İdrar ile atılan en önemli metobolizma atıkları üre ve ürik asit gibi nitrojen içeren atıklardır.
Nitrojen içeren atıkların en önemli atık noktası böbreklerdir nitrojen atıklarının en önemli kaynağı ise proteinler ve pürin bazlarıdır.
Proteinlerin yıkımı ile oluşan ürün amonyaktır. (NH3) amonyak hücreler için toksitk bir maddedir bu nedenle karaciğer enzimleri ile (karaciğer faaliyetleri ) tarafından üre haline dönüştürülür.
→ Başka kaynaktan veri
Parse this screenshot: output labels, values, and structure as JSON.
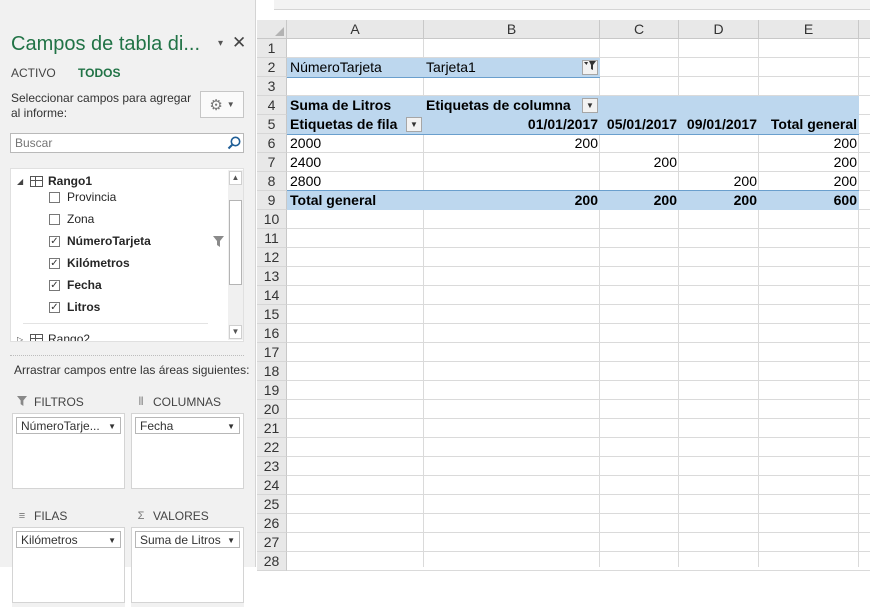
{
  "pane": {
    "title": "Campos de tabla di...",
    "close_glyph": "✕",
    "dropdown_glyph": "▾",
    "tab_active": "ACTIVO",
    "tab_all": "TODOS",
    "choose_text": "Seleccionar campos para agregar al informe:",
    "search_placeholder": "Buscar",
    "tables": [
      {
        "label": "Rango1",
        "expanded": true
      },
      {
        "label": "Rango2",
        "expanded": false
      }
    ],
    "fields": [
      {
        "label": "Provincia",
        "checked": false,
        "bold": false,
        "filtered": false
      },
      {
        "label": "Zona",
        "checked": false,
        "bold": false,
        "filtered": false
      },
      {
        "label": "NúmeroTarjeta",
        "checked": true,
        "bold": true,
        "filtered": true
      },
      {
        "label": "Kilómetros",
        "checked": true,
        "bold": true,
        "filtered": false
      },
      {
        "label": "Fecha",
        "checked": true,
        "bold": true,
        "filtered": false
      },
      {
        "label": "Litros",
        "checked": true,
        "bold": true,
        "filtered": false
      }
    ],
    "drag_text": "Arrastrar campos entre las áreas siguientes:",
    "areas": {
      "filters": {
        "title": "FILTROS",
        "item": "NúmeroTarje..."
      },
      "columns": {
        "title": "COLUMNAS",
        "item": "Fecha"
      },
      "rows": {
        "title": "FILAS",
        "item": "Kilómetros"
      },
      "values": {
        "title": "VALORES",
        "item": "Suma de Litros"
      }
    }
  },
  "sheet": {
    "columns": [
      "A",
      "B",
      "C",
      "D",
      "E"
    ],
    "rows": [
      "1",
      "2",
      "3",
      "4",
      "5",
      "6",
      "7",
      "8",
      "9",
      "10",
      "11",
      "12",
      "13",
      "14",
      "15",
      "16",
      "17",
      "18",
      "19",
      "20",
      "21",
      "22",
      "23",
      "24",
      "25",
      "26",
      "27",
      "28"
    ],
    "filter_field": "NúmeroTarjeta",
    "filter_value": "Tarjeta1",
    "values_header": "Suma de Litros",
    "col_labels_header": "Etiquetas de columna",
    "row_labels_header": "Etiquetas de fila",
    "dates": [
      "01/01/2017",
      "05/01/2017",
      "09/01/2017"
    ],
    "grand_total_label": "Total general",
    "data_rows": [
      {
        "label": "2000",
        "v1": "200",
        "v2": "",
        "v3": "",
        "total": "200"
      },
      {
        "label": "2400",
        "v1": "",
        "v2": "200",
        "v3": "",
        "total": "200"
      },
      {
        "label": "2800",
        "v1": "",
        "v2": "",
        "v3": "200",
        "total": "200"
      }
    ],
    "totals": {
      "v1": "200",
      "v2": "200",
      "v3": "200",
      "total": "600"
    }
  },
  "colors": {
    "accent": "#217346",
    "pivot_band": "#bdd7ee"
  }
}
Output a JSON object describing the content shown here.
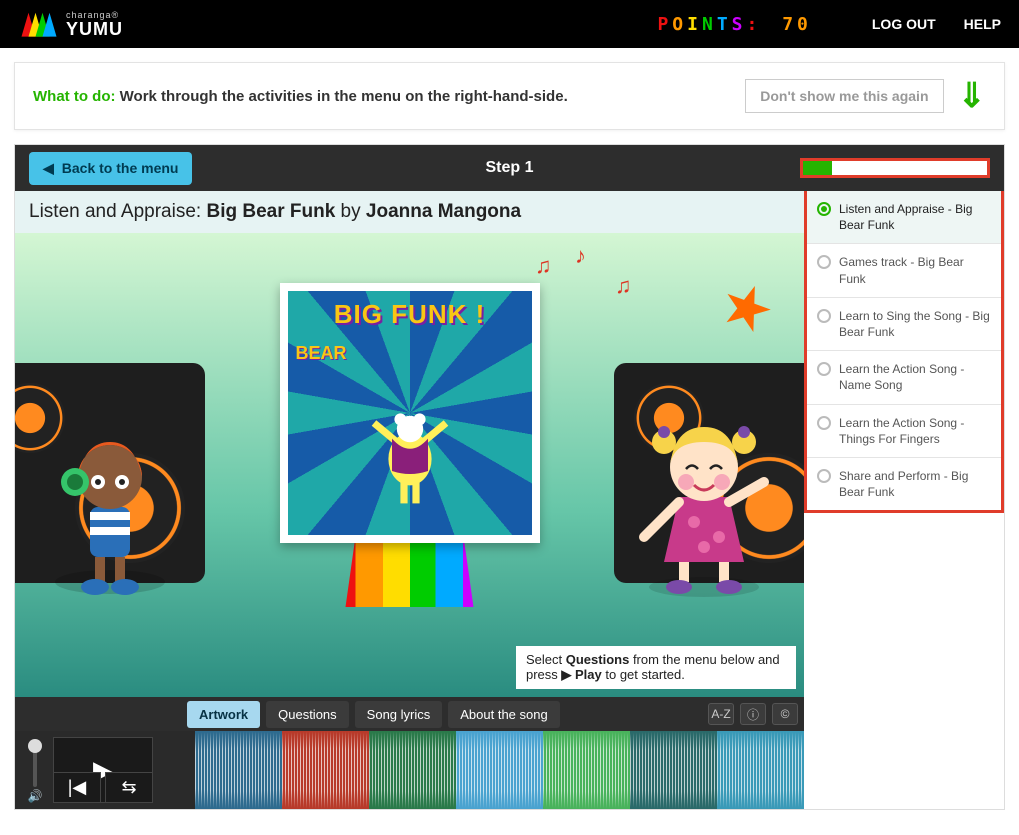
{
  "header": {
    "brand_sub": "charanga®",
    "brand_main": "YUMU",
    "points_label": "POINTS:",
    "points_value": "70",
    "logout": "LOG OUT",
    "help": "HELP"
  },
  "banner": {
    "prefix": "What to do:",
    "text": "Work through the activities in the menu on the right-hand-side.",
    "dismiss": "Don't show me this again"
  },
  "panel": {
    "back": "Back to the menu",
    "step": "Step 1",
    "progress_percent": 16
  },
  "title": {
    "prefix": "Listen and Appraise: ",
    "song": "Big Bear Funk",
    "by": " by ",
    "artist": "Joanna Mangona"
  },
  "album": {
    "line1": "BIG  FUNK !",
    "line2": "BEAR"
  },
  "tip": {
    "t1": "Select ",
    "t2": "Questions",
    "t3": " from the menu below and press ",
    "t4": "▶ Play",
    "t5": " to get started."
  },
  "tabs": [
    {
      "label": "Artwork",
      "active": true
    },
    {
      "label": "Questions",
      "active": false
    },
    {
      "label": "Song lyrics",
      "active": false
    },
    {
      "label": "About the song",
      "active": false
    }
  ],
  "tools": {
    "az": "A-Z",
    "info": "ⓘ",
    "copyright": "©"
  },
  "menu": [
    {
      "label": "Listen and Appraise - Big Bear Funk",
      "active": true
    },
    {
      "label": "Games track - Big Bear Funk",
      "active": false
    },
    {
      "label": "Learn to Sing the Song - Big Bear Funk",
      "active": false
    },
    {
      "label": "Learn the Action Song - Name Song",
      "active": false
    },
    {
      "label": "Learn the Action Song - Things For Fingers",
      "active": false
    },
    {
      "label": "Share and Perform - Big Bear Funk",
      "active": false
    }
  ]
}
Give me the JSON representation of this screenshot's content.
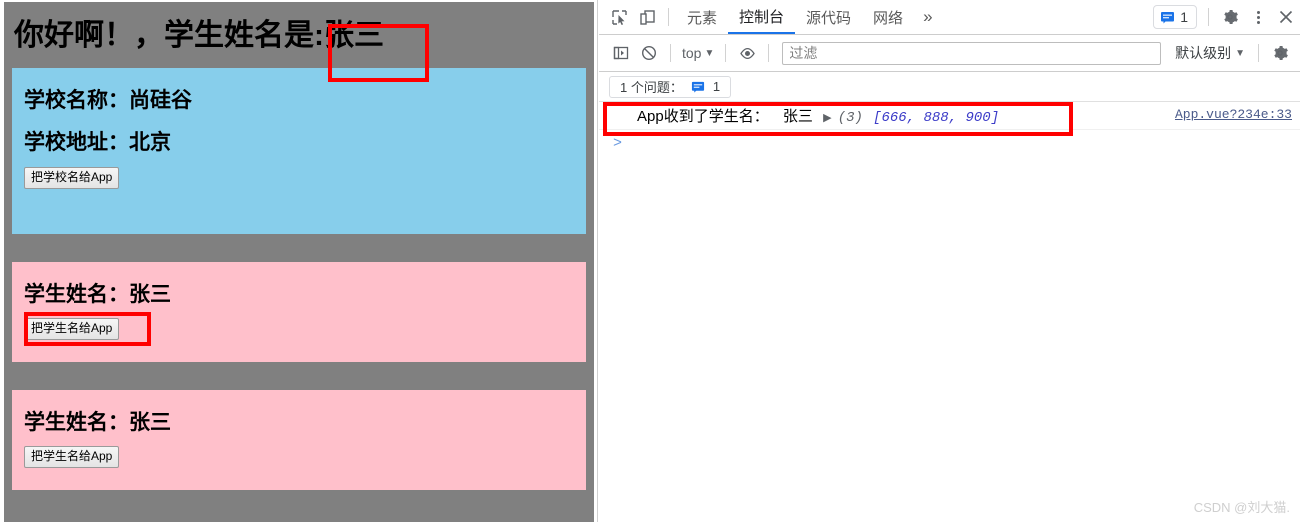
{
  "page": {
    "greeting_prefix": "你好啊！",
    "title": "你好啊！，学生姓名是:张三",
    "school_card": {
      "name_line": "学校名称：尚硅谷",
      "address_line": "学校地址：北京",
      "button_label": "把学校名给App"
    },
    "student_card_1": {
      "name_line": "学生姓名：张三",
      "button_label": "把学生名给App"
    },
    "student_card_2": {
      "name_line": "学生姓名：张三",
      "button_label": "把学生名给App"
    },
    "colors": {
      "background": "#808080",
      "school_card": "#87ceeb",
      "student_card": "#ffc0cb",
      "highlight_box": "#ff0000"
    }
  },
  "devtools": {
    "tabs": [
      {
        "label": "元素",
        "active": false
      },
      {
        "label": "控制台",
        "active": true
      },
      {
        "label": "源代码",
        "active": false
      },
      {
        "label": "网络",
        "active": false
      }
    ],
    "more_tabs_label": "»",
    "issue_badge_count": "1",
    "console_toolbar": {
      "context_label": "top",
      "caret": "▼",
      "filter_placeholder": "过滤",
      "filter_value": "",
      "levels_label": "默认级别",
      "levels_caret": "▼"
    },
    "issue_bar": {
      "text": "1 个问题：",
      "count": "1"
    },
    "console_logs": [
      {
        "message_prefix": "App收到了学生名：",
        "message_value": "张三",
        "expand_arrow": "▶",
        "array_length": "(3)",
        "array_value": "[666, 888, 900]",
        "source": "App.vue?234e:33"
      }
    ],
    "prompt_symbol": ">",
    "accent_color": "#1a73e8"
  },
  "watermark": "CSDN @刘大猫."
}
Pürin bazları nın yıkım ürünü ise ürik asittir.
Bütün bu kimyasal birleşikler böbreklerde bulunan nefronlar tarafından kandan ayrıştırılarak dışarı atılmak üzere idrar kesesine gönderilir.
1. Filitrasyon
Nefron : Şimdi tekbir nefronun yapısına bakarak filitrasyonun  genel işlevini anlamaya çalışalım


Basit anlatım ile şu şekilde söylen bilir.
Çok kıvrımlı bu yapının temel işlevi vücut için zararlı olanları atmak yararlı olanları ise tutmaktır duvar sistemi buna göre gelişmiş bu yapı bir otoban gibi virajlar dan oluşmuştur
Vücudun kendi hücre popülasyonu bu uçurumlu virajları rahatlıkla ala bilirken hücre dışı materyaller keskin virajı alamaz ve duvardan geçerek tübüler kanala düşerler.
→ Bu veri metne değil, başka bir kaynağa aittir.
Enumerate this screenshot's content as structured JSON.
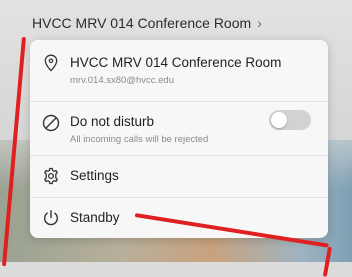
{
  "header": {
    "title": "HVCC MRV 014 Conference Room",
    "chevron_icon": "chevron-right-icon"
  },
  "menu": {
    "location": {
      "icon": "location-pin-icon",
      "name": "HVCC MRV 014 Conference Room",
      "address": "mrv.014.sx80@hvcc.edu"
    },
    "do_not_disturb": {
      "icon": "do-not-disturb-icon",
      "label": "Do not disturb",
      "description": "All incoming calls will be rejected",
      "enabled": false
    },
    "settings": {
      "icon": "gear-icon",
      "label": "Settings"
    },
    "standby": {
      "icon": "power-icon",
      "label": "Standby"
    }
  },
  "colors": {
    "annotation": "#e02020",
    "menu_background": "#f7f7f7",
    "toggle_off": "#d2d2d2"
  }
}
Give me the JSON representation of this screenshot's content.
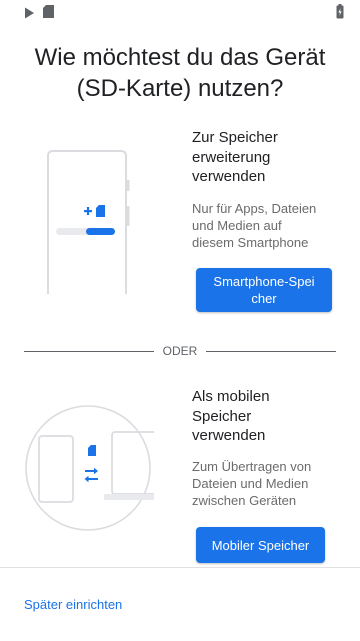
{
  "status_bar": {
    "play_icon": "play-store-icon",
    "sd_icon": "sd-card-icon",
    "battery_icon": "battery-icon"
  },
  "title": {
    "line1": "Wie möchtest du das Gerät",
    "line2": "(SD-Karte) nutzen?"
  },
  "option_phone": {
    "heading": [
      "Zur Speicher",
      "erweiterung",
      "verwenden"
    ],
    "description": [
      "Nur für Apps, Dateien",
      "und Medien auf",
      "diesem Smartphone"
    ],
    "button_label": [
      "Smartphone-Spei",
      "cher"
    ]
  },
  "divider": {
    "label": "ODER"
  },
  "option_portable": {
    "heading": [
      "Als mobilen",
      "Speicher",
      "verwenden"
    ],
    "description": [
      "Zum Übertragen von",
      "Dateien und Medien",
      "zwischen Geräten"
    ],
    "button_label": "Mobiler Speicher"
  },
  "footer": {
    "setup_later": "Später einrichten"
  },
  "colors": {
    "accent": "#1a73e8",
    "text_primary": "#202124",
    "text_secondary": "#6b6b6b",
    "illustration_stroke": "#dadce0"
  }
}
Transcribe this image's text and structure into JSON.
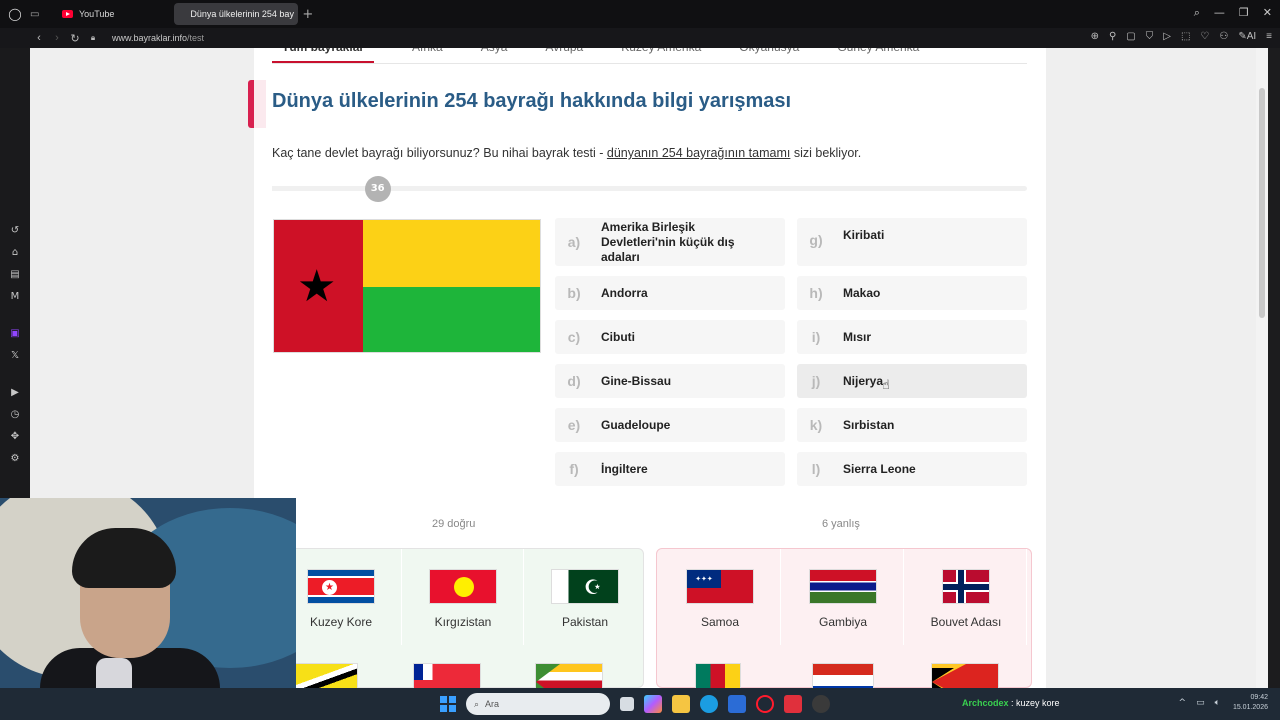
{
  "browser": {
    "tabs": [
      {
        "label": "YouTube",
        "active": false
      },
      {
        "label": "Dünya ülkelerinin 254 bay",
        "active": true
      }
    ],
    "url_host": "www.bayraklar.info",
    "url_path": "/test"
  },
  "subnav": [
    "Tüm bayraklar",
    "Afrika",
    "Asya",
    "Avrupa",
    "Kuzey Amerika",
    "Okyanusya",
    "Güney Amerika"
  ],
  "quiz": {
    "title": "Dünya ülkelerinin 254 bayrağı hakkında bilgi yarışması",
    "lead_before": "Kaç tane devlet bayrağı biliyorsunuz? Bu nihai bayrak testi - ",
    "lead_link": "dünyanın 254 bayrağının tamamı",
    "lead_after": " sizi bekliyor.",
    "progress_number": "36",
    "progress_fraction": 0.14,
    "options_left": [
      {
        "letter": "a)",
        "label": "Amerika Birleşik Devletleri'nin küçük dış adaları"
      },
      {
        "letter": "b)",
        "label": "Andorra"
      },
      {
        "letter": "c)",
        "label": "Cibuti"
      },
      {
        "letter": "d)",
        "label": "Gine-Bissau"
      },
      {
        "letter": "e)",
        "label": "Guadeloupe"
      },
      {
        "letter": "f)",
        "label": "İngiltere"
      }
    ],
    "options_right": [
      {
        "letter": "g)",
        "label": "Kiribati"
      },
      {
        "letter": "h)",
        "label": "Makao"
      },
      {
        "letter": "i)",
        "label": "Mısır"
      },
      {
        "letter": "j)",
        "label": "Nijerya"
      },
      {
        "letter": "k)",
        "label": "Sırbistan"
      },
      {
        "letter": "l)",
        "label": "Sierra Leone"
      }
    ],
    "correct_count": "29 doğru",
    "wrong_count": "6 yanlış",
    "correct_flags": [
      "Kuzey Kore",
      "Kırgızistan",
      "Pakistan"
    ],
    "wrong_flags": [
      "Samoa",
      "Gambiya",
      "Bouvet Adası"
    ]
  },
  "colors": {
    "title": "#2a5c86",
    "accent": "#d8204f",
    "flag_red": "#ce1126",
    "flag_yellow": "#fcd116",
    "flag_green": "#1eb53a"
  },
  "taskbar": {
    "search_placeholder": "Ara",
    "chat_user": "Archcodex",
    "chat_message": " : kuzey kore",
    "time": "09:42",
    "date": "15.01.2026"
  }
}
İşte basitçe refron filitrasyonu  









Tıbbi Anlatım
Çift yapraklı bowmen kapsülünün içine yerleşmiş kapiller ( kılcal damar sistemi) sistemi glonerul yumağı ve tübüslerden oluşur kanın süzüldüğü yer nefronların glomerül kısmıdır. İdrarın süzüldüğü kısım ise tübüller kısmıdır.



2. Geri Emilim (Reabsorbsiyon)
Filitrasyondaki su ve suda erimiş maddeler basit difüzyon ve aktif taşınma gibi bilinen taşınma yöntemleri ile önce tübülüs epitel hücrelerine buradan da kana geri emilirler. Maddelerin geri emilmeleri organizmanın gereksinmesi doğrultusunda düzenlenmektedir. Geri emilimin % 90 ı proksimal tübülüs bölgesinde yapılmaktadır. Bu bölgede geri emilen maddeler, yarattıkları ozmotik güç ile bir miktar suyun da geri emilimini sağlarlar.
3.Salgılama (Ekskresyon)
İdrar oluşması sırasında bazı maddeler doğrudan tübülüs epitel hücreleri tarafından tübülüsler içine salgılanmaktadır. Penisillin bu tip maddelere iyi örnektir. Bazı maddeler ise hem glomerul filtrasyonuyolu ile hem de ekskresyon ile idrara çıkmaktadır. Bu tip bir maddeye en iyi örnekse kreatinin dir.